Friday, 23 August 2013

The One and Only; A fictioanlised Gorgeous George

So welcome to an irregular column written about films (I am off school this week and decided I had to write more, I am kind of in a groove at 10,000 words so here goes a few more). Inspired by the news that Glen Jacobs is to once again star in a flick. This column will be about wrestling movies, either movies about wrestling or movies featuring wrestling. So I shall start with an old childhood favourite, The One and Only. This stars Henry Winkler as a pro wrestler who can't find his groove despite numerous attempts at finding a bankable gimmick. It roughly follows the life history of Gorgeous George, the 1940's icon that essentially put wrestling on the map in the early TV era.

Gorgeous George was in his earlier career as straight up and down George Wagner a mid card kind of guy. Middleweight, winning the Northwest Middleweight title early in his career, not particularly startling as an athlete, and not really what you would call a star. Just a dependable guy promoters liked because he could have solid matches with just about everyone.

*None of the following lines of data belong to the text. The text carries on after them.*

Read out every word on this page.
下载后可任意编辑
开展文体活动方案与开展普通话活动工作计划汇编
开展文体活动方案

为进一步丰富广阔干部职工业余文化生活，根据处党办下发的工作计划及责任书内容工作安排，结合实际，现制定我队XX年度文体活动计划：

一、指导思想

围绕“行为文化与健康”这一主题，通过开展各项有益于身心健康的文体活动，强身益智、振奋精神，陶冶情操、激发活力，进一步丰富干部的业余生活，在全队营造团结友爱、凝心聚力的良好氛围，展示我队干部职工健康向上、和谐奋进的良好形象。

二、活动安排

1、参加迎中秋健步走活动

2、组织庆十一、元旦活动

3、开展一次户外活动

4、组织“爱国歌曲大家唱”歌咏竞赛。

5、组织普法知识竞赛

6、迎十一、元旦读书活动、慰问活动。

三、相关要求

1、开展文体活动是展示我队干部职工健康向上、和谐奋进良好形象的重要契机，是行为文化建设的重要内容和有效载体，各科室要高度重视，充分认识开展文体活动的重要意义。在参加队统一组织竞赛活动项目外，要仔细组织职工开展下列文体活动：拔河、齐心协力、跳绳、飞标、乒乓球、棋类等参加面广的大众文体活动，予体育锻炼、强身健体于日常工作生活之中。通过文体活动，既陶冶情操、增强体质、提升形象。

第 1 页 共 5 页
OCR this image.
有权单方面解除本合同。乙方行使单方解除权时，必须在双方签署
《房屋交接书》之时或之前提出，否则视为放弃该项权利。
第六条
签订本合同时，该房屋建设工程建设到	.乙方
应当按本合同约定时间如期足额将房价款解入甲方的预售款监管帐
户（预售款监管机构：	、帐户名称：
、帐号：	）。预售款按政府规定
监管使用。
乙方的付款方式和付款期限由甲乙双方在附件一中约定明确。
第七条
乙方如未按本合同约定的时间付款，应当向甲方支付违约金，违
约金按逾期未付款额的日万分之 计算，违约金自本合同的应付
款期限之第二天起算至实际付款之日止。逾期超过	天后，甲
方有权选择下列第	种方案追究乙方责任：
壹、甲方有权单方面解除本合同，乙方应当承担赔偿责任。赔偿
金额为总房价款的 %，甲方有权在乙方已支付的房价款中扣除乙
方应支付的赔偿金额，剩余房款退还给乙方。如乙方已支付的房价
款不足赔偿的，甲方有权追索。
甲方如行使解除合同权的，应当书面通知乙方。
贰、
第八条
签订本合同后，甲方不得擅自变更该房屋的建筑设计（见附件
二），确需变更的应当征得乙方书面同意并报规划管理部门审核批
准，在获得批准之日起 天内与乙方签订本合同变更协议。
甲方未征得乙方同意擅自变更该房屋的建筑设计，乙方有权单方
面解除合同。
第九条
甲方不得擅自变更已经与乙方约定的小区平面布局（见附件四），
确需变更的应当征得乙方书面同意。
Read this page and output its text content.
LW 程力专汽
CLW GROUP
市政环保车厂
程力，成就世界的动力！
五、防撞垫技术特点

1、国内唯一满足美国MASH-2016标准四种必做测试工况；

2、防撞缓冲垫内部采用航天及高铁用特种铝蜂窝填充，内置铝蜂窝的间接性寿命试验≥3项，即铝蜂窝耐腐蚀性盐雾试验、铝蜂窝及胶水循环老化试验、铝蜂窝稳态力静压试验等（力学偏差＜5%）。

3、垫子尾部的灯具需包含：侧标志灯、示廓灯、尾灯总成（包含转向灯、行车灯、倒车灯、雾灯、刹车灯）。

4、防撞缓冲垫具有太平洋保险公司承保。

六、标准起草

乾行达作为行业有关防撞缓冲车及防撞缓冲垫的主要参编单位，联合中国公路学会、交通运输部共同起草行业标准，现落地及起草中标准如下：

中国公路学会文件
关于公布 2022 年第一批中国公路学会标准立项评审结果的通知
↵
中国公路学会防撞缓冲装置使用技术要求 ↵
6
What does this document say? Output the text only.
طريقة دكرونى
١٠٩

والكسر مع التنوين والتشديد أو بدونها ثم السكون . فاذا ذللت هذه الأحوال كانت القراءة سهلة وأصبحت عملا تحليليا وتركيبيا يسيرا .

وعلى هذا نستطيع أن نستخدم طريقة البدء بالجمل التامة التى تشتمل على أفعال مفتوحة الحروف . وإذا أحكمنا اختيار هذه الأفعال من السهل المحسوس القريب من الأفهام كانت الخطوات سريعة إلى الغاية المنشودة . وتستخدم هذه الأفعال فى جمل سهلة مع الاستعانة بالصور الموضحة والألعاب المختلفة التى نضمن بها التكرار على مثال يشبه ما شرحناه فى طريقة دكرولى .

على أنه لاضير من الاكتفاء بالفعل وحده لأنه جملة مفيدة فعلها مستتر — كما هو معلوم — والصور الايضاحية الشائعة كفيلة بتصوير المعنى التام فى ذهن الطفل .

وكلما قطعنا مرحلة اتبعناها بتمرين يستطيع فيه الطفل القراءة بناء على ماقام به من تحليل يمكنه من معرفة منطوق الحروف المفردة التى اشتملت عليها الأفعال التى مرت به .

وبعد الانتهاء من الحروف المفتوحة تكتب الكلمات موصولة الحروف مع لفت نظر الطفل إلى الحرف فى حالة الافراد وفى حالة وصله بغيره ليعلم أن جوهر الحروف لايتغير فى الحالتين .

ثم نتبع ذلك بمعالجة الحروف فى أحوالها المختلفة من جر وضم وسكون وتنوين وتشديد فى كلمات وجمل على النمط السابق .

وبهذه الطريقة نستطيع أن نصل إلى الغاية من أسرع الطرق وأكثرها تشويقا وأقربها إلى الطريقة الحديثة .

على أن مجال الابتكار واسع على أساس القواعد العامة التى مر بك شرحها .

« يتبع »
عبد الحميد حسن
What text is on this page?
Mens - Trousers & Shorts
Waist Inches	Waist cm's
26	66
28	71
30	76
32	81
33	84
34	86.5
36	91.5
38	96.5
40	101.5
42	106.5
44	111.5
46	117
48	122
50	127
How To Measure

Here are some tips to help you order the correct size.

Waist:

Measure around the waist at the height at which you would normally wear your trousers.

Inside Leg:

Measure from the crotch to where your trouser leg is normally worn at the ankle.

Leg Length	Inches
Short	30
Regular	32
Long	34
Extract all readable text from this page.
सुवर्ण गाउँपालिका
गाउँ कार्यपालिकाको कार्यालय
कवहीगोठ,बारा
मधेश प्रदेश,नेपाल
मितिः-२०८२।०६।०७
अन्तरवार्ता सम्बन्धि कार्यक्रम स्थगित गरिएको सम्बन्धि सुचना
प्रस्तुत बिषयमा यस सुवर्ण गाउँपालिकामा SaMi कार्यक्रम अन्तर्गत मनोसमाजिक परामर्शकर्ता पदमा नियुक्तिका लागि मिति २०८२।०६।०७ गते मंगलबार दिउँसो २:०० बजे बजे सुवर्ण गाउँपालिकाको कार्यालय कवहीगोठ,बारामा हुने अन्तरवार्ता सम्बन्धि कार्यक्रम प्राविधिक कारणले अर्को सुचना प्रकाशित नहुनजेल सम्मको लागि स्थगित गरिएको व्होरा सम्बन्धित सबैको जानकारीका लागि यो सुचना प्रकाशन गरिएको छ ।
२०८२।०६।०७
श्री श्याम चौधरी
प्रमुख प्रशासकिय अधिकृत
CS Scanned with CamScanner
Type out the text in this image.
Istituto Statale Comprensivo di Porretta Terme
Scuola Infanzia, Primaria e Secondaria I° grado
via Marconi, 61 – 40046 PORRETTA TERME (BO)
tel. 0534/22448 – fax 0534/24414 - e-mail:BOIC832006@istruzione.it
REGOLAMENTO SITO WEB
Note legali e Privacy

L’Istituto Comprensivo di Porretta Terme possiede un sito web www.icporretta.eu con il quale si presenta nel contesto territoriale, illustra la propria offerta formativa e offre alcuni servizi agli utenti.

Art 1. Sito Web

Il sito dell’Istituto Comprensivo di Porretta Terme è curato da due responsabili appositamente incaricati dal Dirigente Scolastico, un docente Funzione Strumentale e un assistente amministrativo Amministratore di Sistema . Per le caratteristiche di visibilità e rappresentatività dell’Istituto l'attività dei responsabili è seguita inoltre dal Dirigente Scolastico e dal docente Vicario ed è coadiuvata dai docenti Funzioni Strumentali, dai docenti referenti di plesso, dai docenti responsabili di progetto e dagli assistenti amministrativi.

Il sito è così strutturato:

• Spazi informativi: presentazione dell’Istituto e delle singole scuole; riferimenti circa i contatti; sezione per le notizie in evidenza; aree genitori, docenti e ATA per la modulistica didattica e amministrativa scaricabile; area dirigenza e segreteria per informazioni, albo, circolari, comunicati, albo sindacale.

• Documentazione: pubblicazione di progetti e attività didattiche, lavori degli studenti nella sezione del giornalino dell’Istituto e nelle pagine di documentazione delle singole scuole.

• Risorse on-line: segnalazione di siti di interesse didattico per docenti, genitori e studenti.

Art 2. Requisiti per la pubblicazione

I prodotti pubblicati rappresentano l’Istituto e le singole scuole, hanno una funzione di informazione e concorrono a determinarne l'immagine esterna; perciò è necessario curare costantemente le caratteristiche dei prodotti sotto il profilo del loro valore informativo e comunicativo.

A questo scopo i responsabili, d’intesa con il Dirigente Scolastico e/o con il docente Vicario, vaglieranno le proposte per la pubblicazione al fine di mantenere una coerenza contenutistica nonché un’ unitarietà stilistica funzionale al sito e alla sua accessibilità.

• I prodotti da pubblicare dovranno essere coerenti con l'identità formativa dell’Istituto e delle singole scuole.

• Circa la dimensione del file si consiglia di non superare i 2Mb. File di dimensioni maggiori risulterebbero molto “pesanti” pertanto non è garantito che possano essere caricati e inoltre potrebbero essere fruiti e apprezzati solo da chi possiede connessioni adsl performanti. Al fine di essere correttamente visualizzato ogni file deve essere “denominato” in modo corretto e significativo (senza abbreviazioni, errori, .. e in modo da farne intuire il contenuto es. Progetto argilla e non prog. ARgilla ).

Not what you would call a star. That changed when he began to apply some showmanship to his matches. He was one of the first to get married in the ring. Which turned out to be a drawing card and so was reenacted several times in several territories (before TV made that kind of thing less likely). When he heard about Lord Patrick Lansdowne and his flamboyant robes and capes he realised he could push that gimmick to a higher level and so began using outlandish materials, ceremony and pomp that would become a huge influence on pro wrestling. Buddy Rodgers, Ric Flair, "Exotic" Adrian Street and Adrian Adonis all owe a debt to George. In fact modern stars such as Fandango and Robbie E push the same buttons George used to back in the '40s when long hair was frowned upon.

Essentially this film is about being reborn and finding your place in a new idiom. Actually that was a theme of a lot of films starring Winkler in the late '70s and early 80's. Still a star from his days as The Fonz in Happy Days, each movie he seemed to make had and edge of reinvention to it another of my favourites from 1982 (one of Ron Howard's first direction jobs), featured him as the director of a morgue who after being consigned to a night shift rebels and uses the morgue as a base for a pimping operation.

The film is well made and has a neat story. I remember watching it as a wrestling obsessed child one Saturday afternoon around Christmas on BBC 1. It was my first exposure to any kind of American Wrestling culture. So plug in the popcorn sit back and enjoy.